何にしても、ソープ嬢殺して逃げるなんて、言語道断や。あいつ、庶務におったやろ。そのせいで庶務課の竹原課長、責任とらされて減俸になったって、ブツクサ言うてはったわ」
小太りの男が口元をゆがめて続ける。
「まだ見つかってへんらしいし、一体どこに潜んでるんやろな」
「せやけど、その殺されたソープ嬢、大西にかなり貢いどった上に、金を渡さんと殴る蹴るされたって噂やないか。俺に言わせれば、そんな男を選ぶ女も女やけどな」
薄毛の男が苦笑すると、小太りの男が頷いた。
「その通りやで。まあ、大西はそこそこええ顔しとったしな。その上、サッカーなんかやっとったら、それだけでチヤホヤされるんやろ。ほんまに、女っちゅうのはしょうもないで。男は顔だけやないっちゅうねん」
モテない男の常套句。
「よっこいしょ~っ! と」
わざと大きな声を出しながら立ち上がる。男達はちらっとこちらを見ると、ばつが悪そうに口をつぐんだ。
「未玖、終わったか?」
そこに涼太が現れた。吊るし終わったところでタイミングよく声をかけてくるとは、どこかで様子をうかがっていたに違いない。
「今終わったところ。これ片付けるのん手伝って」
足元に置かれた収納袋を指差すと、涼太は「うん、わかった」と言ってしゃがみこんだ。
「なあ、樹兄ちゃん達、今夜、独身寮の食堂でお疲れ会やるらしいで。で、未玖にも来てほしいって」
その誘いは、私の携帯メールにも送られてきていた。まだ返事は出していないが。
「知ってる。メール来てたし。せやけど、独身寮って女性禁止やろ?」
「今日は特別らしいで。会社の同僚の女の人とかも来はるらしいし。なんや、選手のカノジョとかもいてるねんて」
涼太が声をひそめる。
「ふうん」
私はそういった方面の話は、まったくと言っていいほど興味がない。しかし、涼太はとにかく噂話が好きだ。芸能レポーターあたりが天職なんじゃなかろうか。
私は話題を変えることにした。
「それにしても、『お疲れ会』やなんて、初めから負けること前提みたいやと思わへん?」
すると、涼太は楽しそうに笑った。
「さすが親子やな。父ちゃんも同じようなこと言うとったで」
「まあ、たしかに、あんたよりは長い間、父親と子供やってるしな。言うことも似てくるわ」
右肩を左手で押さえて、首を回す。
「で、行くのん? 行かへんのん?」
袋のファスナーを閉めながら、涼太が意味ありげな視線を送る。
「ま、試合の結果次第やね」
「なんや、その気の無い返事。誘ってくれる男なんて、樹兄ちゃんくらいしかおらへんねんから、もう少し優しく……」
「ガキのくせにませたこと言うんやないの」
私が涼太の頭を平手ではたくと、彼は唇をぷっと尖らせた。
(2)
「まさかここまで善戦できるとは、思ってもみいひんかったわ」
樹が缶ビールを片手に頭をかく。三友工業社員寮の食堂には、サッカー部員全員とスタッフ、職員と思しき面々が集まっていた。OBの顔もチラホラ見える。

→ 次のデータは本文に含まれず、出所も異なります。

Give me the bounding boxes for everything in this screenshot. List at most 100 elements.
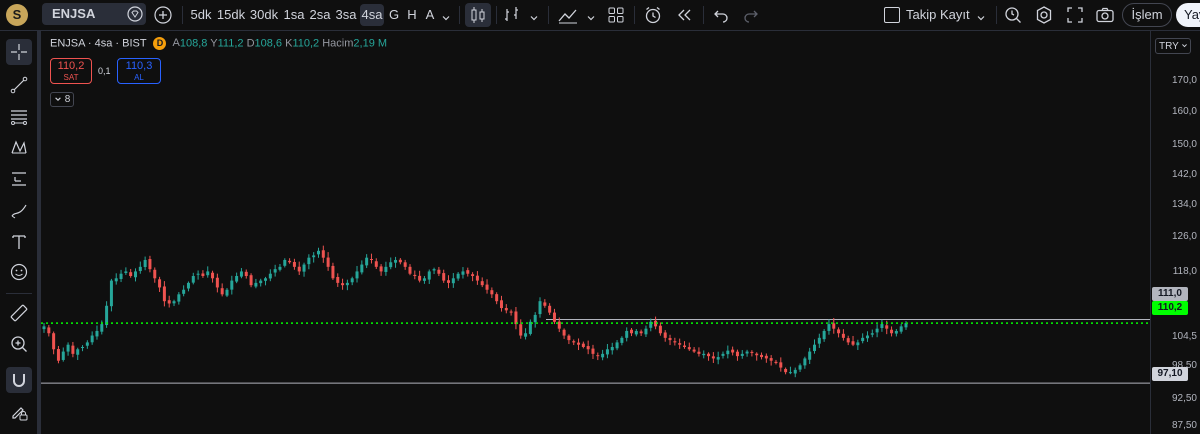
follow-label[interactable]: Takip Kayıt: [906, 4, 970, 26]
text-tool-icon[interactable]: [6, 229, 32, 255]
legend-title[interactable]: ENJSA · 4sa · BIST: [50, 37, 146, 49]
interval-2sa[interactable]: 2sa: [308, 4, 332, 26]
buy-button[interactable]: 110,3 AL: [117, 58, 161, 84]
lock-pencil-icon[interactable]: [6, 399, 32, 425]
candle: [153, 267, 157, 283]
chevron-down-icon[interactable]: [529, 10, 539, 28]
candle-body: [129, 272, 133, 277]
trend-line-icon[interactable]: [6, 72, 32, 98]
candle-body: [418, 275, 422, 281]
candle: [119, 269, 123, 283]
candle: [66, 342, 70, 356]
indicators-icon[interactable]: [556, 5, 580, 30]
candle-body: [220, 288, 224, 295]
candle-body: [716, 357, 720, 360]
indicators-toggle[interactable]: 8: [50, 92, 74, 107]
undo-icon[interactable]: [712, 6, 730, 29]
chevron-down-icon[interactable]: [586, 10, 596, 28]
symbol-search[interactable]: ENJSA: [42, 3, 146, 25]
emoji-icon[interactable]: [6, 259, 32, 285]
candle: [687, 342, 691, 351]
camera-icon[interactable]: [1095, 6, 1115, 29]
candle-body: [268, 273, 272, 279]
candle-body: [394, 259, 398, 263]
layout-grid-icon[interactable]: [607, 6, 625, 29]
candlestick-chart[interactable]: [41, 31, 1150, 434]
candle-body: [191, 276, 195, 283]
magnet-icon[interactable]: [6, 367, 32, 393]
interval-1sa[interactable]: 1sa: [282, 4, 306, 26]
redo-icon[interactable]: [742, 6, 760, 29]
interval-15dk[interactable]: 15dk: [216, 4, 246, 26]
candle-body: [870, 333, 874, 335]
interval-weekly[interactable]: H: [405, 4, 419, 26]
candle: [442, 269, 446, 283]
crosshair-icon[interactable]: [6, 39, 32, 65]
chevron-down-icon[interactable]: [976, 10, 986, 28]
candle: [167, 295, 171, 308]
candle-body: [591, 348, 595, 354]
price-tick: 104,5: [1171, 331, 1197, 342]
candle-body: [817, 337, 821, 344]
candle-body: [81, 346, 85, 348]
candle-body: [273, 269, 277, 273]
zoom-in-icon[interactable]: [6, 331, 32, 357]
candle-body: [461, 271, 465, 275]
bar-chart-icon[interactable]: [502, 5, 524, 30]
candle: [798, 363, 802, 373]
candle-body: [471, 274, 475, 277]
candle: [76, 347, 80, 360]
candle-body: [283, 259, 287, 266]
replay-icon[interactable]: [675, 6, 693, 29]
candle-body: [702, 353, 706, 356]
candle-body: [239, 271, 243, 277]
ruler-icon[interactable]: [6, 300, 32, 326]
brush-icon[interactable]: [6, 198, 32, 224]
candle: [186, 281, 190, 292]
candle: [211, 270, 215, 283]
interval-30dk[interactable]: 30dk: [249, 4, 279, 26]
chart-pane[interactable]: [41, 31, 1150, 434]
trade-button[interactable]: İşlem: [1122, 3, 1172, 27]
candle: [85, 340, 89, 349]
interval-4sa[interactable]: 4sa: [360, 4, 384, 26]
candle: [740, 350, 744, 359]
candle: [177, 292, 181, 305]
candle: [355, 265, 359, 283]
candle-body: [119, 273, 123, 280]
candle-body: [398, 259, 402, 263]
candle: [813, 339, 817, 354]
publish-button[interactable]: Yay: [1176, 3, 1200, 27]
projection-icon[interactable]: [6, 166, 32, 192]
candle: [731, 346, 735, 356]
interval-daily[interactable]: G: [387, 4, 401, 26]
candle: [721, 351, 725, 359]
candle-body: [341, 283, 345, 286]
quick-search-icon[interactable]: [1003, 5, 1023, 30]
candle-body: [76, 349, 80, 355]
interval-monthly[interactable]: A: [423, 4, 437, 26]
candle-body: [297, 266, 301, 272]
pattern-icon[interactable]: [6, 135, 32, 161]
candle-body: [837, 329, 841, 334]
currency-selector[interactable]: TRY: [1155, 38, 1191, 54]
add-symbol-icon[interactable]: [154, 6, 172, 29]
interval-5dk[interactable]: 5dk: [188, 4, 214, 26]
interval-3sa[interactable]: 3sa: [334, 4, 358, 26]
fullscreen-icon[interactable]: [1066, 6, 1084, 29]
candles-icon[interactable]: [465, 3, 491, 27]
follow-checkbox[interactable]: [884, 7, 900, 23]
fib-lines-icon[interactable]: [6, 103, 32, 129]
avatar[interactable]: S: [6, 4, 28, 26]
sell-button[interactable]: 110,2 SAT: [50, 58, 92, 84]
alert-clock-icon[interactable]: [643, 5, 663, 30]
settings-icon[interactable]: [1034, 5, 1054, 30]
candle: [278, 263, 282, 272]
candle: [663, 330, 667, 342]
candle-body: [557, 321, 561, 329]
candle: [904, 321, 908, 330]
buy-label: AL: [134, 73, 144, 82]
chevron-down-icon[interactable]: [441, 10, 451, 28]
candle-body: [798, 365, 802, 370]
candle-body: [447, 280, 451, 283]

試合後、すぐに帰るつもりが帰り損ね、結局「お疲れ会」とやらに参加させられることになってしまったのだ。
「たしかにねえ。ほんまにええ試合やったわ」
私の言葉に、樹は複雑な表情を浮かべた。
「せやけど、これでますます都竹さんが注目されてもうたからなあ。Jから引き抜きなんてことになったら、来シーズンはガタガタや」
2点先制された後、フォワードの都竹が2得点し、延長まで持ち込んだ。しかし、そこで力尽き、得点されて順当負け。ただし、J1の強豪チームをあわやのところまで追い込んだということで、試合終了後は都竹の周りにマスコミが殺到していた。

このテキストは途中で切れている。